SUPPLEMENTAL SECURITY INCOME
Question: My father receives Supplemental Security Income. He recently moved, but he hasn’t reported his new address to Social Security yet. What’s the easiest way to do that? Answer: You can check your address online by using your personal my Social Security account at www.socialsecurity.gov/myaccount. It is very important that Social Security has your father’s most up-to-date information, including any change in income, resources, or living arrangements. This will guarantee that he is getting the benefit amount to which he is entitled. You can learn more about the rights and responsibilities of Supplemental Security Income recipients at www.socialsecurity.gov/ssi.
Question: I am about to get married, and I currently receive Supplemental Security Income (SSI).

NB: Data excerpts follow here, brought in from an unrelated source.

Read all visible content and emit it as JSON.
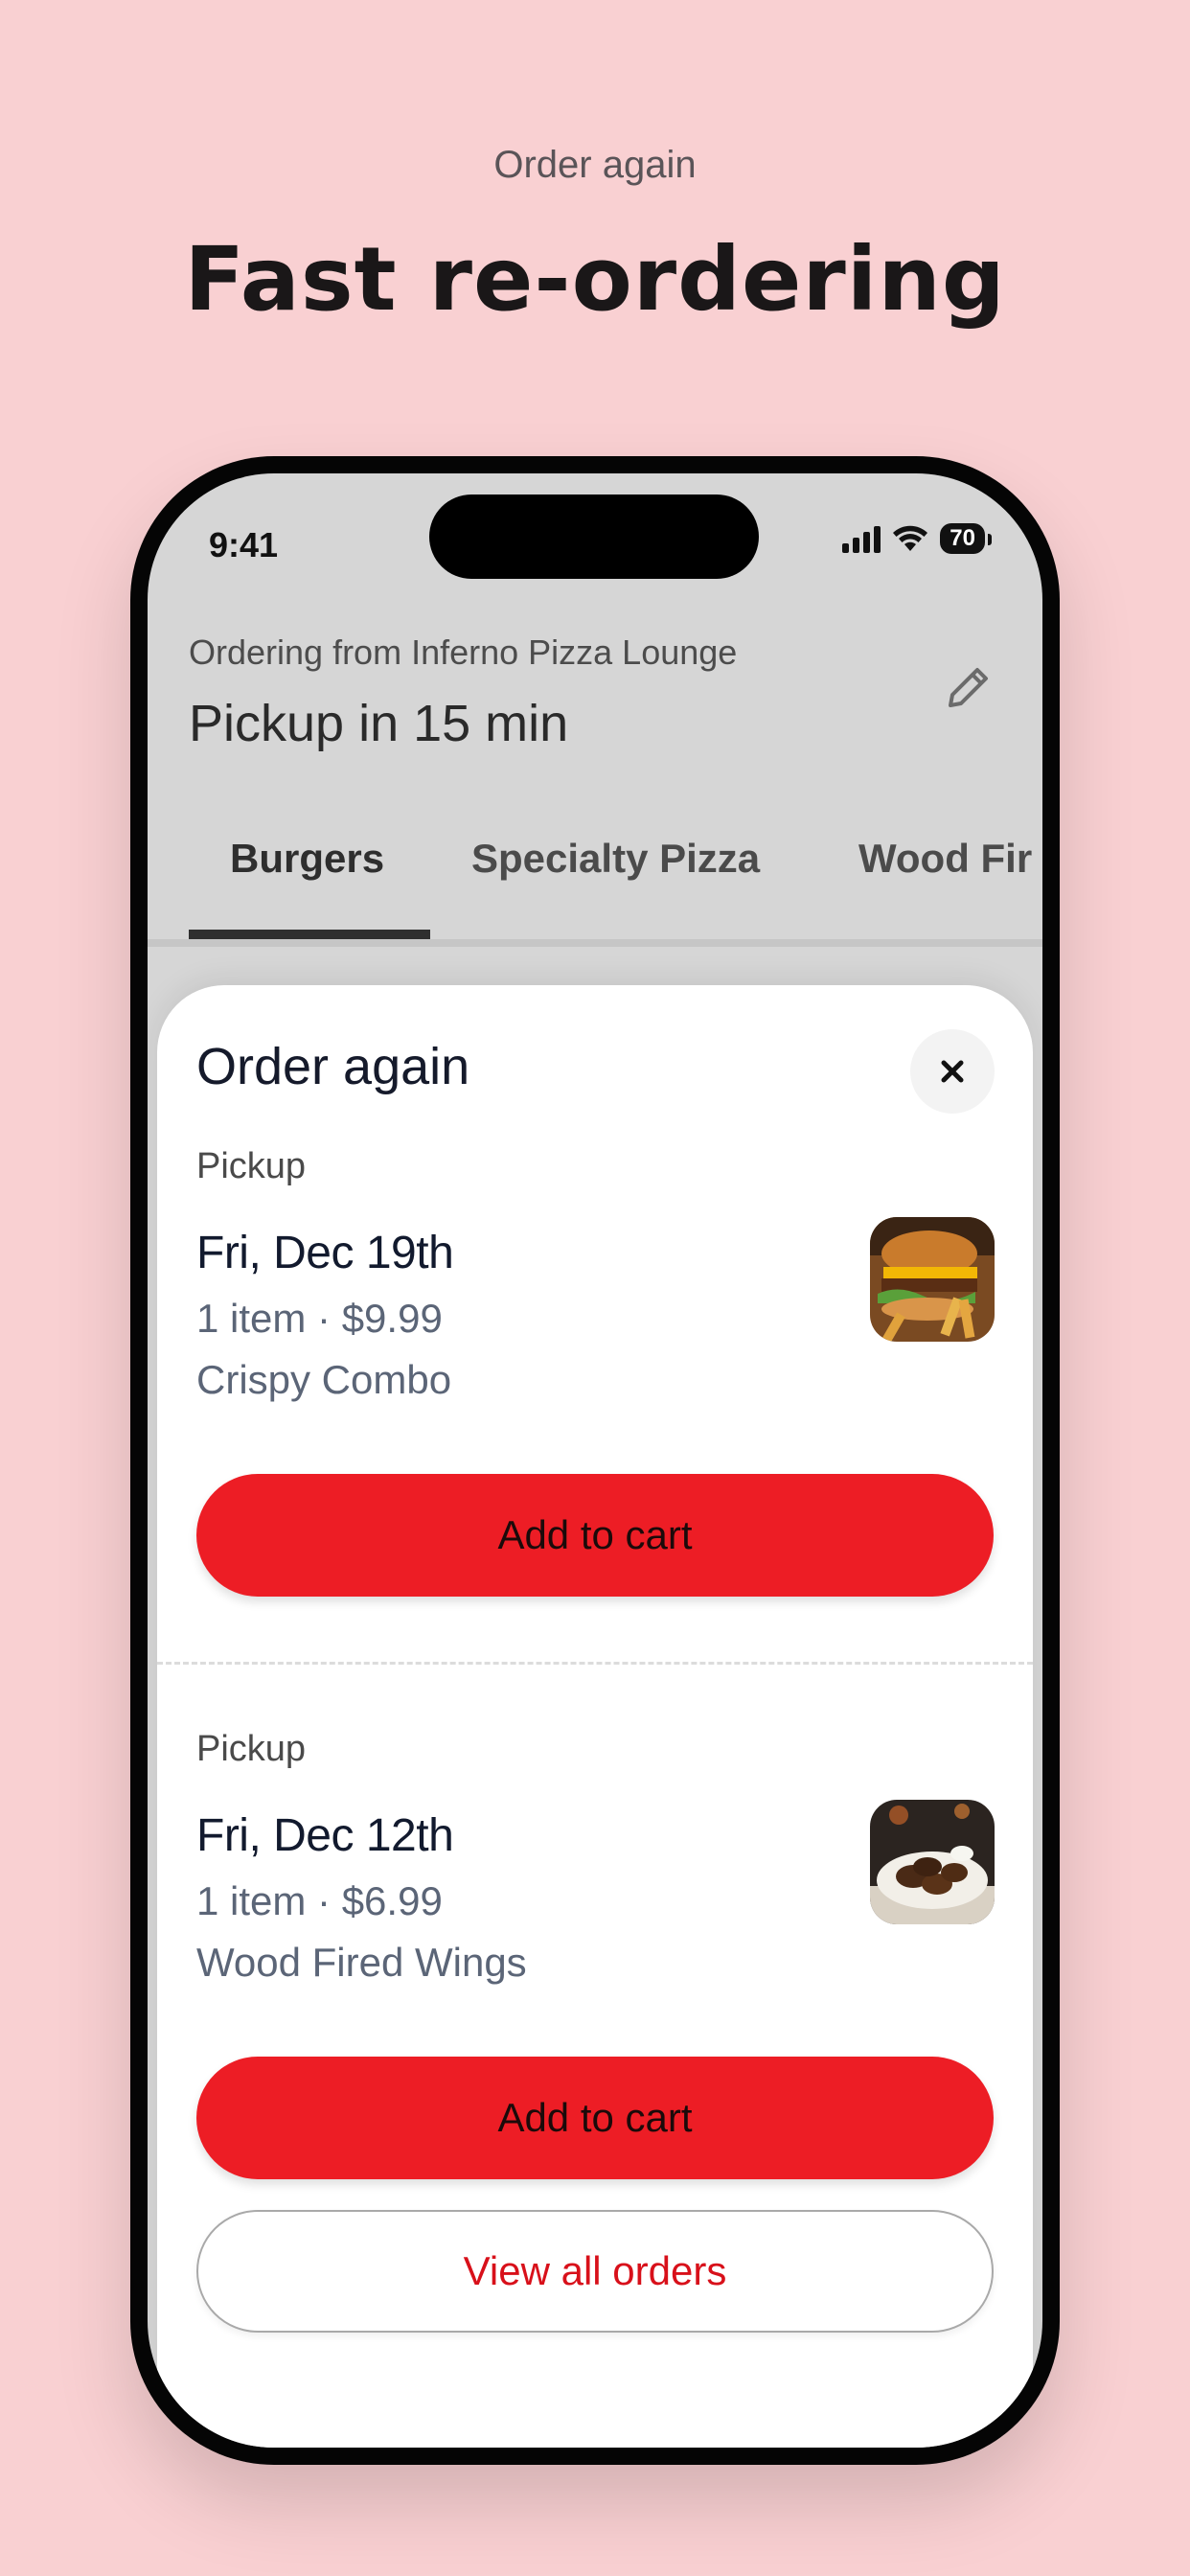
{
  "promo": {
    "kicker": "Order again",
    "title": "Fast re-ordering"
  },
  "status_bar": {
    "time": "9:41",
    "battery": "70",
    "icons": [
      "cellular-signal-icon",
      "wifi-icon",
      "battery-icon"
    ]
  },
  "header": {
    "ordering_from": "Ordering from Inferno Pizza Lounge",
    "pickup": "Pickup in 15 min",
    "edit_icon": "pencil-icon"
  },
  "tabs": [
    {
      "label": "Burgers",
      "active": true
    },
    {
      "label": "Specialty Pizza",
      "active": false
    },
    {
      "label": "Wood Fir",
      "active": false
    }
  ],
  "sheet": {
    "title": "Order again",
    "close_icon": "close-icon",
    "orders": [
      {
        "type": "Pickup",
        "date": "Fri, Dec 19th",
        "meta": "1 item · $9.99",
        "name": "Crispy Combo",
        "image_icon": "burger-photo",
        "button": "Add to cart"
      },
      {
        "type": "Pickup",
        "date": "Fri, Dec 12th",
        "meta": "1 item · $6.99",
        "name": "Wood Fired Wings",
        "image_icon": "wings-photo",
        "button": "Add to cart"
      }
    ],
    "view_all": "View all orders"
  },
  "colors": {
    "background": "#f9d0d2",
    "accent_red": "#ed1d25",
    "link_red": "#d8101a",
    "text_dark": "#121a2e"
  }
}
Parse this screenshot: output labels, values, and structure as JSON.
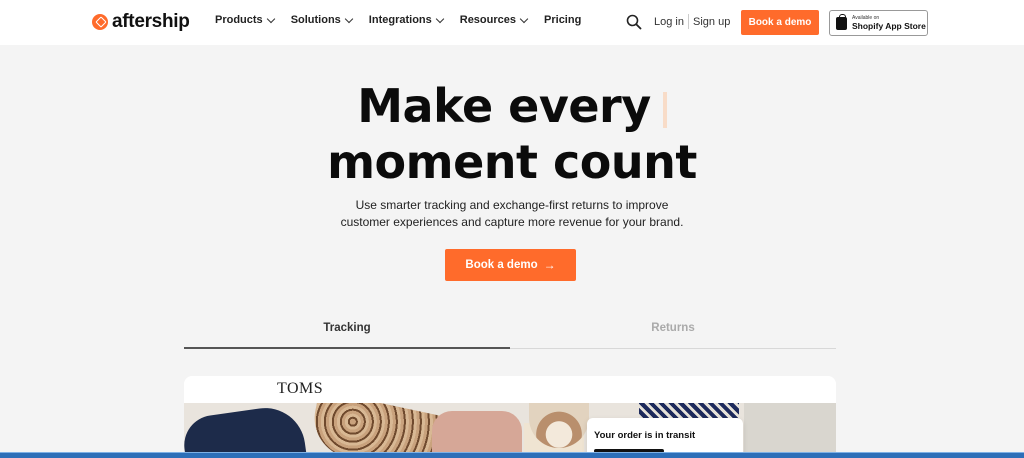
{
  "header": {
    "logo_text": "aftership",
    "nav": [
      {
        "label": "Products",
        "has_dropdown": true
      },
      {
        "label": "Solutions",
        "has_dropdown": true
      },
      {
        "label": "Integrations",
        "has_dropdown": true
      },
      {
        "label": "Resources",
        "has_dropdown": true
      },
      {
        "label": "Pricing",
        "has_dropdown": false
      }
    ],
    "login": "Log in",
    "signup": "Sign up",
    "demo_button": "Book a demo",
    "shopify_small": "Available on",
    "shopify_big": "Shopify App Store"
  },
  "hero": {
    "title_line1": "Make every",
    "title_line2": "moment count",
    "subtitle_line1": "Use smarter tracking and exchange-first returns to improve",
    "subtitle_line2": "customer experiences and capture more revenue for your brand.",
    "cta": "Book a demo",
    "cta_icon": "arrow-right-icon"
  },
  "tabs": [
    {
      "label": "Tracking",
      "active": true
    },
    {
      "label": "Returns",
      "active": false
    }
  ],
  "card": {
    "brand": "TOMS",
    "status": "Your order is in transit"
  },
  "colors": {
    "accent": "#ff6b2b",
    "background": "#f4f4f4",
    "text": "#0b0b0b"
  }
}
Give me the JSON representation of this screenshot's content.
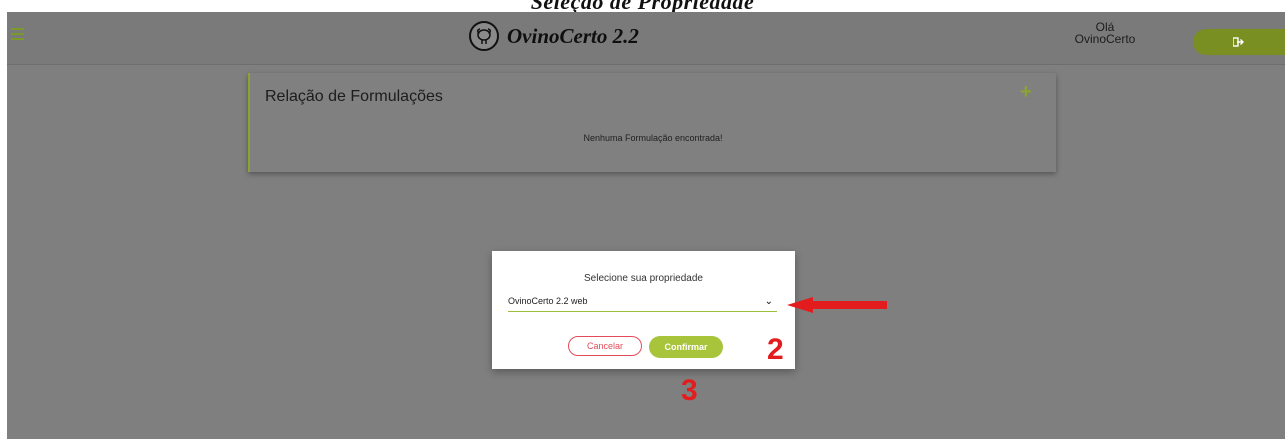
{
  "caption": "Seleção de Propriedade",
  "header": {
    "app_title": "OvinoCerto 2.2",
    "greeting_line1": "Olá",
    "greeting_line2": "OvinoCerto",
    "logout_icon": "sign-out-icon",
    "menu_icon": "hamburger-menu-icon",
    "accent_color": "#7a8f22"
  },
  "card": {
    "title": "Relação de Formulações",
    "add_label": "+",
    "empty_message": "Nenhuma Formulação encontrada!"
  },
  "modal": {
    "title": "Selecione sua propriedade",
    "select_value": "OvinoCerto 2.2 web",
    "cancel_label": "Cancelar",
    "confirm_label": "Confirmar"
  },
  "annotations": {
    "step2": "2",
    "step3": "3",
    "color": "#e31d1d"
  }
}
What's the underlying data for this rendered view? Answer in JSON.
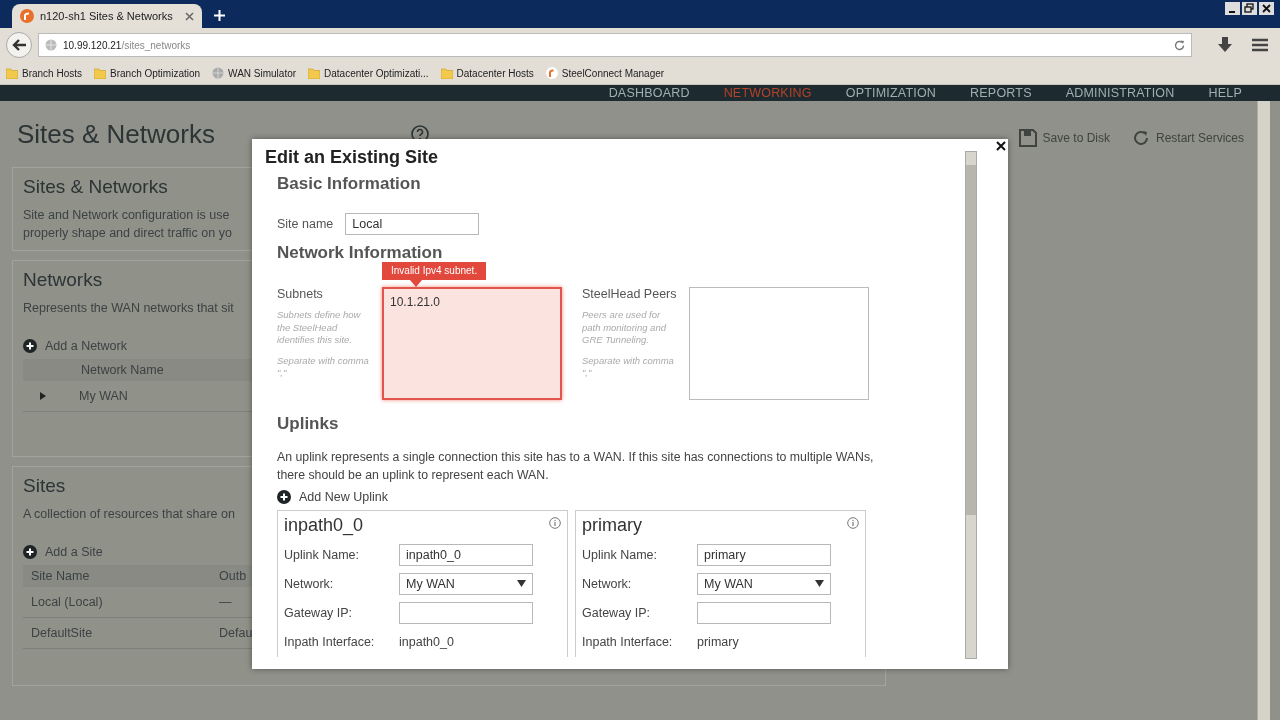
{
  "browser": {
    "tab_title": "n120-sh1 Sites & Networks",
    "url_host": "10.99.120.21",
    "url_path": "/sites_networks",
    "bookmarks": [
      {
        "label": "Branch Hosts",
        "kind": "folder"
      },
      {
        "label": "Branch Optimization",
        "kind": "folder"
      },
      {
        "label": "WAN Simulator",
        "kind": "globe"
      },
      {
        "label": "Datacenter Optimizati...",
        "kind": "folder"
      },
      {
        "label": "Datacenter Hosts",
        "kind": "folder"
      },
      {
        "label": "SteelConnect Manager",
        "kind": "logo"
      }
    ]
  },
  "nav": [
    {
      "label": "DASHBOARD",
      "selected": false
    },
    {
      "label": "NETWORKING",
      "selected": true
    },
    {
      "label": "OPTIMIZATION",
      "selected": false
    },
    {
      "label": "REPORTS",
      "selected": false
    },
    {
      "label": "ADMINISTRATION",
      "selected": false
    },
    {
      "label": "HELP",
      "selected": false
    }
  ],
  "page": {
    "title": "Sites & Networks",
    "actions": [
      {
        "label": "Save to Disk",
        "kind": "save",
        "disabled": true
      },
      {
        "label": "Restart Services",
        "kind": "restart",
        "disabled": true
      }
    ],
    "intro": {
      "title": "Sites & Networks",
      "lines": [
        "Site and Network configuration is use",
        "properly shape and direct traffic on yo"
      ]
    },
    "networks": {
      "title": "Networks",
      "description": "Represents the WAN networks that sit",
      "add_label": "Add a Network",
      "columns": [
        "Network Name"
      ],
      "rows": [
        {
          "cells": [
            "My WAN"
          ],
          "expanded": false
        }
      ]
    },
    "sites": {
      "title": "Sites",
      "description": "A collection of resources that share on",
      "add_label": "Add a Site",
      "columns": [
        "Site Name",
        "Outb"
      ],
      "rows": [
        {
          "cells": [
            "Local (Local)",
            "—"
          ]
        },
        {
          "cells": [
            "DefaultSite",
            "Defau"
          ]
        }
      ]
    }
  },
  "dialog": {
    "title": "Edit an Existing Site",
    "basic": {
      "heading": "Basic Information",
      "site_name_label": "Site name",
      "site_name_value": "Local"
    },
    "network": {
      "heading": "Network Information",
      "fields": [
        {
          "label": "Subnets",
          "help": [
            "Subnets define how the SteelHead identifies this site.",
            "Separate with comma \",\""
          ],
          "value": "10.1.21.0",
          "invalid": true,
          "error": "Invalid Ipv4 subnet."
        },
        {
          "label": "SteelHead Peers",
          "help": [
            "Peers are used for path monitoring and GRE Tunneling.",
            "Separate with comma \",\""
          ],
          "invalid": false
        }
      ]
    },
    "uplinks": {
      "heading": "Uplinks",
      "description": "An uplink represents a single connection this site has to a WAN. If this site has connections to multiple WANs, there should be an uplink to represent each WAN.",
      "add_label": "Add New Uplink",
      "cards": [
        {
          "title": "inpath0_0",
          "fields": [
            {
              "kind": "input",
              "label": "Uplink Name:",
              "value": "inpath0_0"
            },
            {
              "kind": "select",
              "label": "Network:",
              "value": "My WAN"
            },
            {
              "kind": "input",
              "label": "Gateway IP:"
            },
            {
              "kind": "text",
              "label": "Inpath Interface:",
              "value": "inpath0_0"
            }
          ]
        },
        {
          "title": "primary",
          "fields": [
            {
              "kind": "input",
              "label": "Uplink Name:",
              "value": "primary"
            },
            {
              "kind": "select",
              "label": "Network:",
              "value": "My WAN"
            },
            {
              "kind": "input",
              "label": "Gateway IP:"
            },
            {
              "kind": "text",
              "label": "Inpath Interface:",
              "value": "primary"
            }
          ]
        }
      ]
    }
  }
}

Will getting married affect my payments? Answer: Yes, getting married can change your SSI benefits, and you need to report it to us. If you marry, your spouse's income and resources may change your SSI benefit. If you and your spouse both get SSI, your benefit amount will change from an individual rate to a couple’s rate. Although getting married won’t usually affect your Social Security disability or retirement benefits, that is not the case if you receive SSI payments. Learn more by reading our publication, Supplemental Security Income, at www.socialsecurity.gov/pubs.
Question: I need proof that I receive Medicare benefits. Where can I get a letter proving that? Answer: If you need proof that you get Social Security benefits, Supplemental Security Income, or Medicare, get an instant benefit verification letter online by using your personal my Social Security account. If you don’t receive benefits, your letter will serve as proof that you don’t receive benefits. If you recently applied for benefits, the letter will make that clear as well. The information on your benefit verification letter will include information that applies to your situation. You can set up your secure, personal my Social Security account at www.socialsecurity.gov/myaccount.